Langfristig sind Wärmepumpen und Fernwärme fast immer günstiger, in der Spitze belaufen sich für ein Einfamilienhaus die Mehrkosten über 20 Jahre auf bis zu 49.000 Euro. Meine Sorge ist: Letztlich sind es die Energieversorger und Vertriebsunternehmen, die verantwortlich gemacht werden, wenn die Versorgung nicht zuverlässig funktioniert oder die Preise steigen.
Und noch ein Punkt: Wer im Jahr 2045 ein Ziel von 100 Prozent grünen Gasen ansteuert, konterkariert damit das Klimaneutralitätsziel Deutschlands an anderer Stelle. Grüne Gase sollten zuerst dort eingesetzt werden, wo es technologisch keine Alternative gibt – etwa in industriellen Prozessen mit hohen Temperaturen.
Die Kraftwerksstrategie liegt nun vor. Wird MVV-Energie sich an den Ausschreibungen für neue Gaskraftwerke beteiligen?
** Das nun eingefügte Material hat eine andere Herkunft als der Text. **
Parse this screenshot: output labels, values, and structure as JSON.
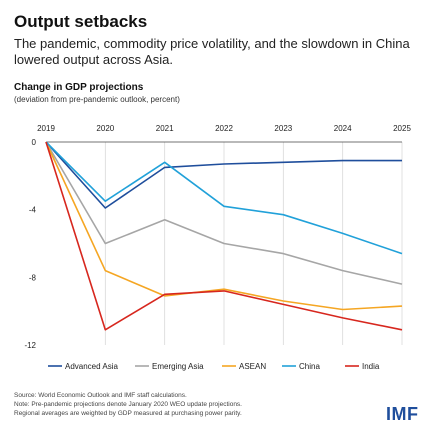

Nein. Größere Gaskraftwerke gehören nicht mehr zu unserem Portfolio. Das ist unsere klare Entscheidung. Trotzdem ist es wichtig, dass ausreichend Ersatzkapazitäten entstehen – für die Zeiten, in denen die Erneuerbaren nicht genug liefern. Was mich dabei beschäftigt: Wir starten jetzt mit Ausschreibungen, bevor die EU-Genehmigungsregelungen, also die Notifizierung, abgeschlossen sind. Das schafft Rechtsunsicherheit. Und wir brauchen echte Planungssicherheit – auch für KWK-Anlagen und die Umstellung auf Wasserstoff.
Der wichtigste Punkt ist: Die EEG-Reform muss schnell abgeschlossen werden, damit wir zum 1.1.2027 nicht in eine Regelungslücke laufen.
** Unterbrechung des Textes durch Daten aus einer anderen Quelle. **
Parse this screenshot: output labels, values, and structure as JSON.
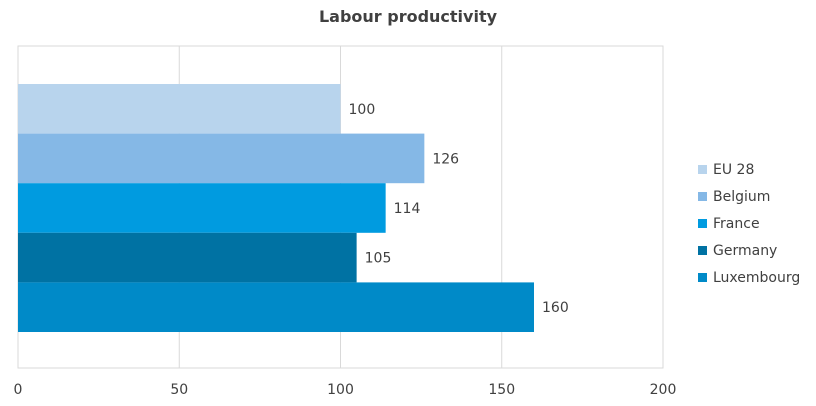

Was erwarten Sie vom neuen EEG – vor allem mit Blick auf den geplanten Ausbau-Vorbehalt?
Es ist richtig, dass wir beim Ausbau der Erneuerbaren die Faktoren Bezahlbarkeit und Effizienz stärker gewichten. Und wir brauchen eine bessere Synchronisierung von Netzausbau und Erneuerbaren-Zubau. Der Kabinettsentwurf des Netzpakets sieht hier einen modifizierten Redispatchvorbehalt vor; auch andere Instrumente wären denkbar. Entscheidend ist, dass das Zusammenspiel mit dem restlichen Regulierungsrahmen, insbesondere zwischen EEG und Netzpaket, stimmt und die im EEG festgelegten Zubauziele erreicht werden.
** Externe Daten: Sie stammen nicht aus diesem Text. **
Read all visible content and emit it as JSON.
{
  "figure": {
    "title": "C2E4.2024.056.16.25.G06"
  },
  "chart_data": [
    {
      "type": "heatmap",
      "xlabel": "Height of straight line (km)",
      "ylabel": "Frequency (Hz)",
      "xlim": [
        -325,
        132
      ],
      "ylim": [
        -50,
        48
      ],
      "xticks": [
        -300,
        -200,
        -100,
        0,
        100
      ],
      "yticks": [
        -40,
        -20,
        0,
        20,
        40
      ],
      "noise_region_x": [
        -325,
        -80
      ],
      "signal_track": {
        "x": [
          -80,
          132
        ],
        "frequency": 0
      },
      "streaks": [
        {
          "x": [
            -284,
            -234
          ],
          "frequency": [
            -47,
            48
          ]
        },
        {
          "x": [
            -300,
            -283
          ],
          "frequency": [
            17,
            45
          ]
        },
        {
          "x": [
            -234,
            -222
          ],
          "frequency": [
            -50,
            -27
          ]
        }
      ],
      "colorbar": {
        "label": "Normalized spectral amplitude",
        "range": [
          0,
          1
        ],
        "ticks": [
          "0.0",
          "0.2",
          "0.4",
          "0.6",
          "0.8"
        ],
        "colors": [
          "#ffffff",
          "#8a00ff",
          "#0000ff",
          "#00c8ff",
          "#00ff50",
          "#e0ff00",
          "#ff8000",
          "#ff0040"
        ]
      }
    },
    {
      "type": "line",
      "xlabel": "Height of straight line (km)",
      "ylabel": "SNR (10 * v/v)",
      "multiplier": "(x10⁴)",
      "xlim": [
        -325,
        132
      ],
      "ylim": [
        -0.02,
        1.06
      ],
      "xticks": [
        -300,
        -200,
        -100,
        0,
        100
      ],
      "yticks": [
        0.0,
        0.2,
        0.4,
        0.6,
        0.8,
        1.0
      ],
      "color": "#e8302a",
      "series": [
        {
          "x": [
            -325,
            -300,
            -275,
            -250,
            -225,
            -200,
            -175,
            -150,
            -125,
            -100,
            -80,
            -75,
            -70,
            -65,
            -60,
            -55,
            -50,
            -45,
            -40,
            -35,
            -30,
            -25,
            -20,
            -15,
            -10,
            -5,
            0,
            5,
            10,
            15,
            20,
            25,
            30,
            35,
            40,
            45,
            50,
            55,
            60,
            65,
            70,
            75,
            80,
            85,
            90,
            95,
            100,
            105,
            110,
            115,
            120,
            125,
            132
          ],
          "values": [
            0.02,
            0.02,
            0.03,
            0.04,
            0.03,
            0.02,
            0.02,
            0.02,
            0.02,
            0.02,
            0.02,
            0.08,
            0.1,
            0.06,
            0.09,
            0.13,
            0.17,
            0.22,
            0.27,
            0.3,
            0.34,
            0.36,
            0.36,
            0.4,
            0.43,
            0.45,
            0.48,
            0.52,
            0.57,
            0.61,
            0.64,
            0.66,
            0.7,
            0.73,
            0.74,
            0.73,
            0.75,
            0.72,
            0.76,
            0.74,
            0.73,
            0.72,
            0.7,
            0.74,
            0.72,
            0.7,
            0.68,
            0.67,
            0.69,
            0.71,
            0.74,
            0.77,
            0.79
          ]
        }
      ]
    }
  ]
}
Aber eines ist klar: Windräder in Regionen zu bauen, wo ohnehin ständig abgeregelt wird, erhöht unnötig die Kosten der Energiewende. Der wichtigste Punkt ist aber: Die EEG-Reform muss schnell abgeschlossen werden, damit wir zum 1.1.2027 nicht in eine Regelungslücke laufen, zumal das Gesetz vorher von der EU beihilferechtlich geprüft werden muss, und dafür wird die Zeit nun sehr knapp.